Gradually moving the books off the table near the window
My building got new windows 20 years ago, but these have proved unsatisfactory. It's drafty in cold weather, and people have reported water leaks. One of my windows had a part peel off last year, and it broke again after being fixed. The guy came once more and used some sort of super-glue. I was supposed to leave it alone for a few days but was so scared it would break that I haven't touched it all year.
This problem is moot since they're replacing all the windows. This has been going on since July, and mine are scheduled in about a month. I remember no inconvenience the last time, but this time we're asked to move things away from the window area, and cover everything else. There's a long memo detailing what we have to do; it's a total pain. I'm dreading it (not to mention that I'll be without window coverings for several days and might have to live my life in the bathroom since I'm on a low floor and the other rooms can be seen from outside), and have started moving things off the couch under the window which I'll have to turn on its side against the wall since there's nowhere to move it. Miles to go...
The computer is near the window, and I'm not sure if just covering it is enough, or I'll have to move it (running the risk of not being able to hook it up again). Next to the computer under the window is a table piled with books I've read that need to be blogged. So I need to get caught up on blogging (though I guess I could put the books elsewhere). I like to group them in some way, and this entry's theme will be: disappointing books from authors I've previously enjoyed.

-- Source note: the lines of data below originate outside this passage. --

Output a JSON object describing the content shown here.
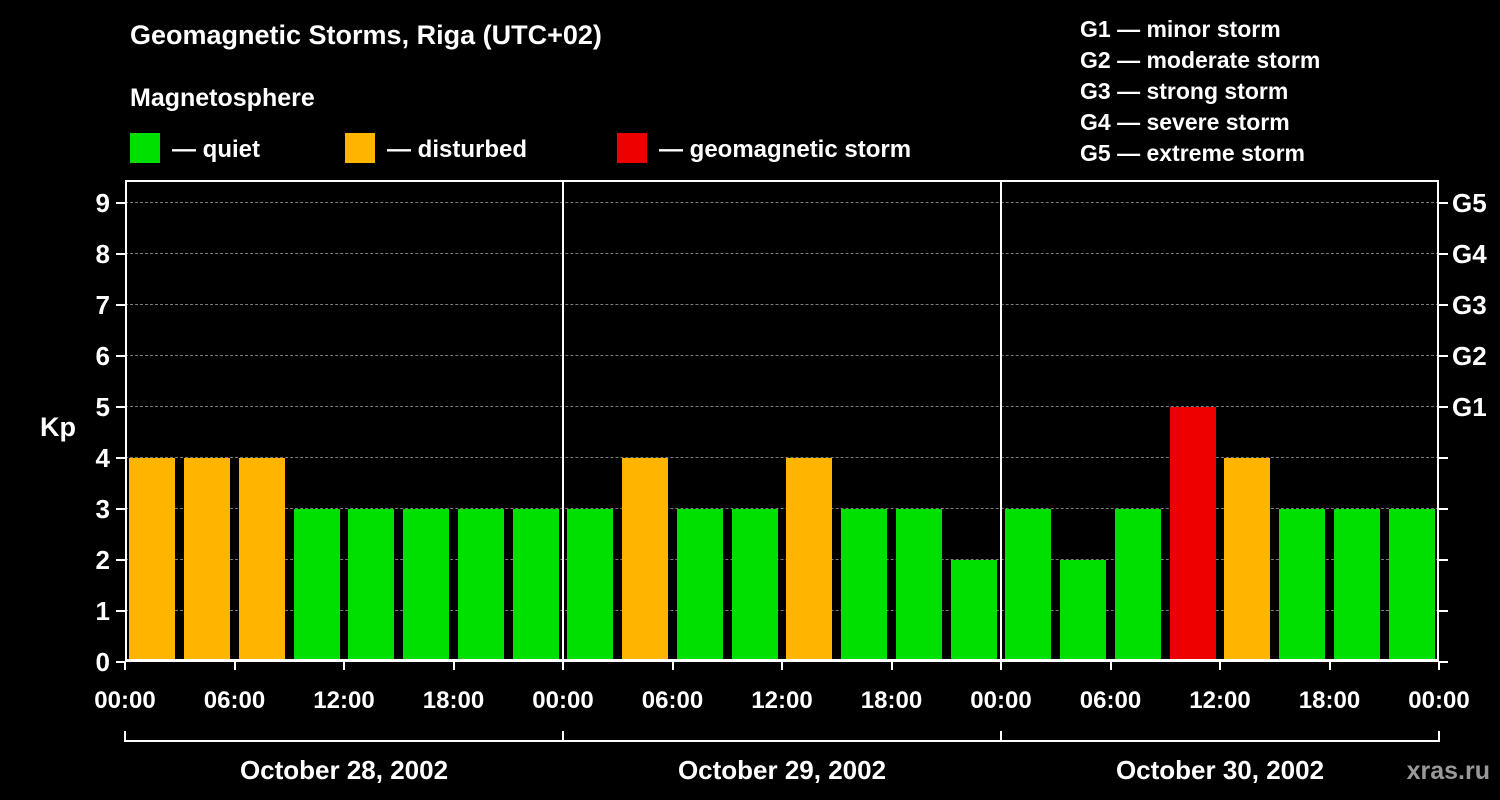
{
  "title": "Geomagnetic Storms, Riga (UTC+02)",
  "subtitle": "Magnetosphere",
  "legend": {
    "items": [
      {
        "name": "quiet",
        "label": "— quiet",
        "color": "#00e000"
      },
      {
        "name": "disturbed",
        "label": "— disturbed",
        "color": "#ffb400"
      },
      {
        "name": "geomagnetic-storm",
        "label": "— geomagnetic storm",
        "color": "#ee0000"
      }
    ]
  },
  "storm_scale": [
    "G1 — minor storm",
    "G2 — moderate storm",
    "G3 — strong storm",
    "G4 — severe storm",
    "G5 — extreme storm"
  ],
  "watermark": "xras.ru",
  "chart_data": {
    "type": "bar",
    "title": "Geomagnetic Storms, Riga (UTC+02)",
    "subtitle": "Magnetosphere",
    "ylabel": "Kp",
    "ylim": [
      0,
      9
    ],
    "y_ticks": [
      0,
      1,
      2,
      3,
      4,
      5,
      6,
      7,
      8,
      9
    ],
    "grid": "dashed horizontal line at each Kp level",
    "legend_position": "top-left",
    "interval_hours": 3,
    "x_tick_labels": [
      "00:00",
      "06:00",
      "12:00",
      "18:00",
      "00:00",
      "06:00",
      "12:00",
      "18:00",
      "00:00",
      "06:00",
      "12:00",
      "18:00",
      "00:00"
    ],
    "right_axis": [
      {
        "label": "G1",
        "kp": 5
      },
      {
        "label": "G2",
        "kp": 6
      },
      {
        "label": "G3",
        "kp": 7
      },
      {
        "label": "G4",
        "kp": 8
      },
      {
        "label": "G5",
        "kp": 9
      }
    ],
    "days": [
      {
        "date": "October 28, 2002",
        "values": [
          4,
          4,
          4,
          3,
          3,
          3,
          3,
          3
        ]
      },
      {
        "date": "October 29, 2002",
        "values": [
          3,
          4,
          3,
          3,
          4,
          3,
          3,
          2
        ]
      },
      {
        "date": "October 30, 2002",
        "values": [
          3,
          2,
          3,
          5,
          4,
          3,
          3,
          3
        ]
      }
    ],
    "colors": {
      "quiet": "#00e000",
      "disturbed": "#ffb400",
      "storm": "#ee0000"
    },
    "color_rule": "Kp<4 quiet(green), Kp=4 disturbed(orange), Kp>=5 storm(red)"
  }
}
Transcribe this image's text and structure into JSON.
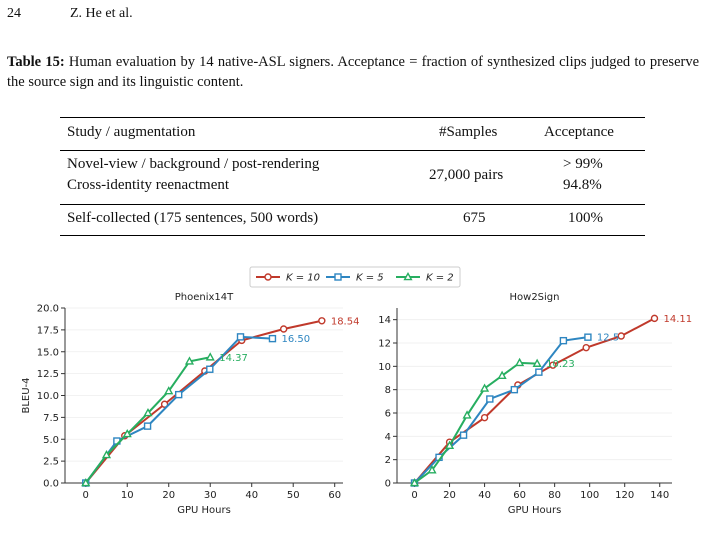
{
  "header": {
    "page": "24",
    "authors": "Z. He et al."
  },
  "caption": {
    "label": "Table 15:",
    "text": "Human evaluation by 14 native-ASL signers. Acceptance = fraction of synthesized clips judged to preserve the source sign and its linguistic content."
  },
  "table": {
    "columns": [
      "Study / augmentation",
      "#Samples",
      "Acceptance"
    ],
    "rows": [
      {
        "studies": [
          "Novel-view / background / post-rendering",
          "Cross-identity reenactment"
        ],
        "samples": "27,000 pairs",
        "acceptance": [
          "> 99%",
          "94.8%"
        ]
      },
      {
        "studies": [
          "Self-collected (175 sentences, 500 words)"
        ],
        "samples": "675",
        "acceptance": [
          "100%"
        ]
      }
    ]
  },
  "chart_data": [
    {
      "type": "line",
      "title": "Phoenix14T",
      "x_label": "GPU Hours",
      "y_label": "BLEU-4",
      "grid": true,
      "xlim": [
        -5,
        62
      ],
      "ylim": [
        0,
        20
      ],
      "xticks": [
        0,
        10,
        20,
        30,
        40,
        50,
        60
      ],
      "yticks": [
        {
          "value": 0,
          "label": "0.0"
        },
        2.5,
        {
          "value": 5,
          "label": "5.0"
        },
        7.5,
        {
          "value": 10,
          "label": "10.0"
        },
        12.5,
        {
          "value": 15,
          "label": "15.0"
        },
        17.5,
        {
          "value": 20,
          "label": "20.0"
        }
      ],
      "series": [
        {
          "name": "K = 10",
          "color": "#c0392b",
          "marker": "circle",
          "x": [
            0,
            9.4,
            19,
            28.7,
            37.6,
            47.7,
            56.9
          ],
          "values": [
            0,
            5.4,
            9.0,
            12.8,
            16.3,
            17.6,
            18.54
          ]
        },
        {
          "name": "K = 5",
          "color": "#2e86c1",
          "marker": "square",
          "x": [
            0,
            7.5,
            14.9,
            22.4,
            29.9,
            37.3,
            45
          ],
          "values": [
            0,
            4.8,
            6.5,
            10.1,
            13.0,
            16.7,
            16.5
          ],
          "value_labels": [
            null,
            null,
            null,
            null,
            null,
            null,
            "16.50"
          ]
        },
        {
          "name": "K = 2",
          "color": "#27ae60",
          "marker": "triangle",
          "x": [
            0,
            5,
            10,
            15,
            20,
            25,
            30
          ],
          "values": [
            0,
            3.2,
            5.6,
            8.0,
            10.5,
            13.9,
            14.37
          ]
        }
      ]
    },
    {
      "type": "line",
      "title": "How2Sign",
      "x_label": "GPU Hours",
      "grid": true,
      "xlim": [
        -10,
        147
      ],
      "ylim": [
        0,
        15
      ],
      "xticks": [
        0,
        20,
        40,
        60,
        80,
        100,
        120,
        140
      ],
      "yticks": [
        0,
        2,
        4,
        6,
        8,
        10,
        12,
        14
      ],
      "series": [
        {
          "name": "K = 10",
          "color": "#c0392b",
          "marker": "circle",
          "x": [
            0,
            20,
            40,
            59,
            79,
            98,
            118,
            137
          ],
          "values": [
            0,
            3.5,
            5.6,
            8.4,
            10.1,
            11.6,
            12.6,
            14.11
          ]
        },
        {
          "name": "K = 5",
          "color": "#2e86c1",
          "marker": "square",
          "x": [
            0,
            14,
            28,
            43,
            57,
            71,
            85,
            99
          ],
          "values": [
            0,
            2.2,
            4.1,
            7.2,
            8.0,
            9.5,
            12.2,
            12.5
          ]
        },
        {
          "name": "K = 2",
          "color": "#27ae60",
          "marker": "triangle",
          "x": [
            0,
            10,
            20,
            30,
            40,
            50,
            60,
            70
          ],
          "values": [
            0,
            1.1,
            3.2,
            5.8,
            8.1,
            9.2,
            10.3,
            10.23
          ]
        }
      ]
    }
  ]
}
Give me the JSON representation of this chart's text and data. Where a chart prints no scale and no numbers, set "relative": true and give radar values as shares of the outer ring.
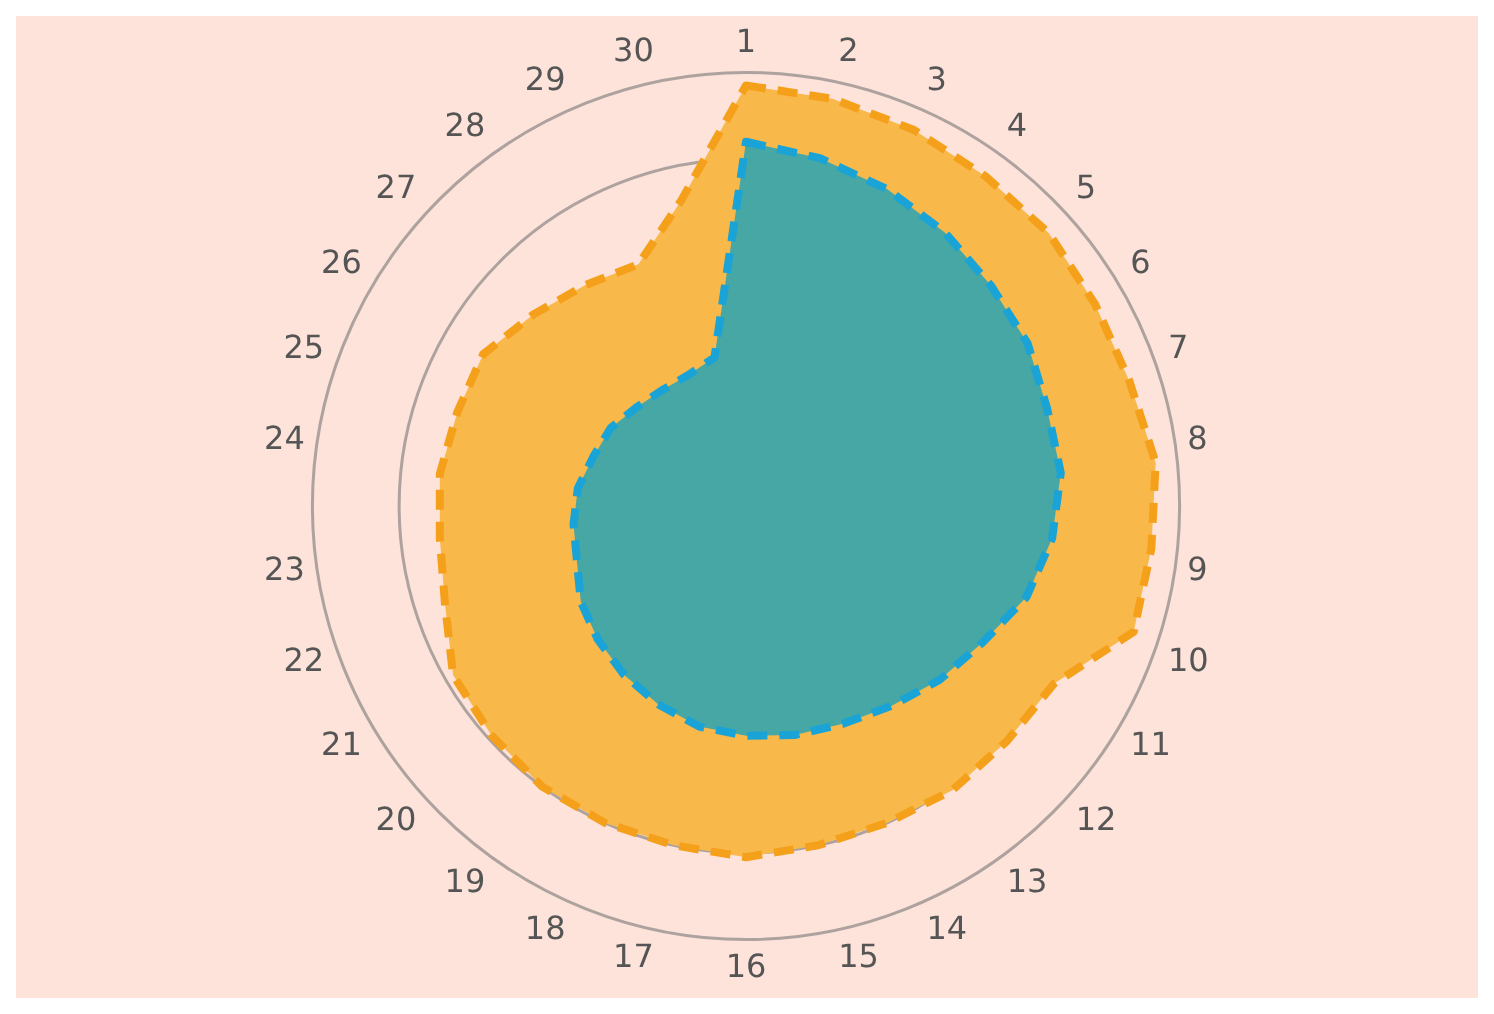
{
  "chart_data": {
    "type": "radar",
    "relative": true,
    "categories": [
      "1",
      "2",
      "3",
      "4",
      "5",
      "6",
      "7",
      "8",
      "9",
      "10",
      "11",
      "12",
      "13",
      "14",
      "15",
      "16",
      "17",
      "18",
      "19",
      "20",
      "21",
      "22",
      "23",
      "24",
      "25",
      "26",
      "27",
      "28",
      "29",
      "30"
    ],
    "series": [
      {
        "color": "#f9b84a",
        "values": [
          0.97,
          0.96,
          0.95,
          0.94,
          0.94,
          0.93,
          0.93,
          0.95,
          0.94,
          0.94,
          0.82,
          0.81,
          0.81,
          0.8,
          0.8,
          0.81,
          0.8,
          0.8,
          0.8,
          0.79,
          0.78,
          0.73,
          0.71,
          0.71,
          0.7,
          0.7,
          0.66,
          0.63,
          0.61,
          0.72
        ]
      },
      {
        "color": "#47a7a5",
        "values": [
          0.84,
          0.82,
          0.8,
          0.78,
          0.76,
          0.75,
          0.73,
          0.73,
          0.71,
          0.68,
          0.63,
          0.6,
          0.57,
          0.55,
          0.54,
          0.53,
          0.52,
          0.5,
          0.48,
          0.46,
          0.44,
          0.41,
          0.4,
          0.39,
          0.37,
          0.36,
          0.34,
          0.33,
          0.33,
          0.35
        ]
      }
    ],
    "grid": true,
    "legend": false,
    "marker": "none",
    "line_style": "dashed"
  }
}
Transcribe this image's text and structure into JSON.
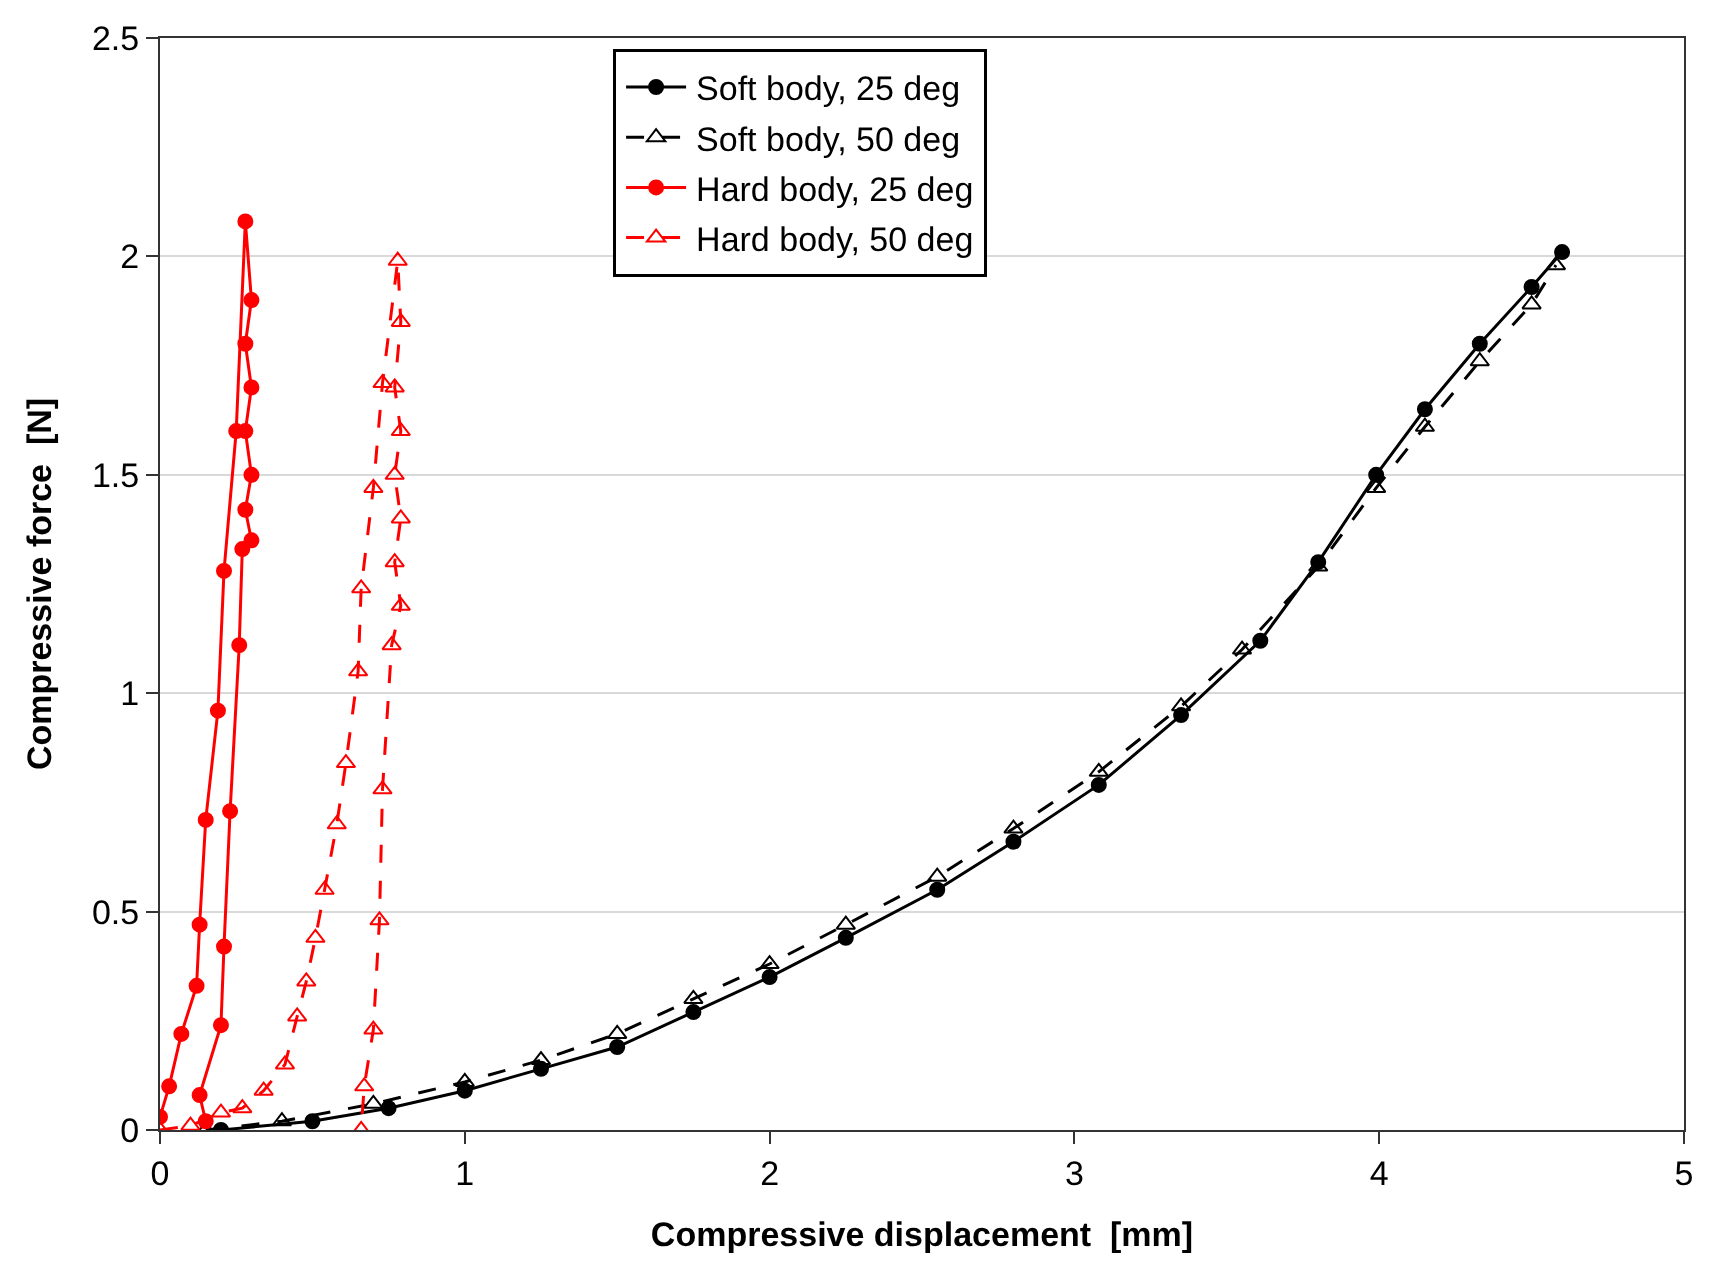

"Guilty Pleasures" by Lawrence Sanders - I've liked many of Sanders' mysteries but this book about a rich, decadent Florida family had no mystery and little action. An incest subplot was particularly icky.
"Queenan Country" by Joe Queenan - Joe Queenan is a very funny guy and I especially like his writings on movies. This British travelogue left me cold, possibly because I'm not that interested in England. After the lead-off story of a Liverpool cabdriver who claimed intimate knowledge of the Beatles, I lost interest and gave up after 56 pages.
"The Man of my Dreams" by Curtis Sittenfeld - I loved the author's "Prep" so much I got it in hardcover after reading the paperback. This will be traded away. I wasn't enthralled with protagonist Hannah's coming of age tale, which seemed to go on and on in its angst.
"Don't Make a Scene" by Valerie Block - I loved the author's "None of Your Business" so much that I got another copy after lending mine out. This one, not so much. Diane programs a Village revival house cinema and has apartment problems and man problems. One relationship was especially distasteful.
"Chasing Harry Winston" by Lauren Weisberger - I liked "The Devil Wears Prada" but this was just eh. The heroines are fabulous and gorgeous, but I kept getting these 3 BFFs confused with characters in another book I was reading simultaneously.
"Some Nerve" by Jane Heller - The coincidence that dominates this story is ridiculous. It's revealed in the book jacket, but I won't spoil. A celebrity journalist in LA loses a big story and is banished back home to Middletown, where (gasp)... no, I won't spoil it. Didn't buy a word of it.
"Queen Takes King" by Gigi Levangie Grazer - Some of Grazer's books are better than others, and this is one of the others. Power couple (literally named Power) starts divorce proceedings when husband Jacks' (short for Jackson) affair with a hot newscaster is exposed. Some of the ensuing events are just icky.
"Certain Girls" by Jennifer Weiner - This eagerly awaited sequel to "Good in Bed" was a bit disappointing, though I'll keep it in my collection. Daughter Joy, born at the end of the first book, is now approaching her bat mitzvah and is one of the more annoying tweens on the planet. A wrenching plot twist near the end added to my discomfort. Still, I'll read anything Jennifer Weiner writes.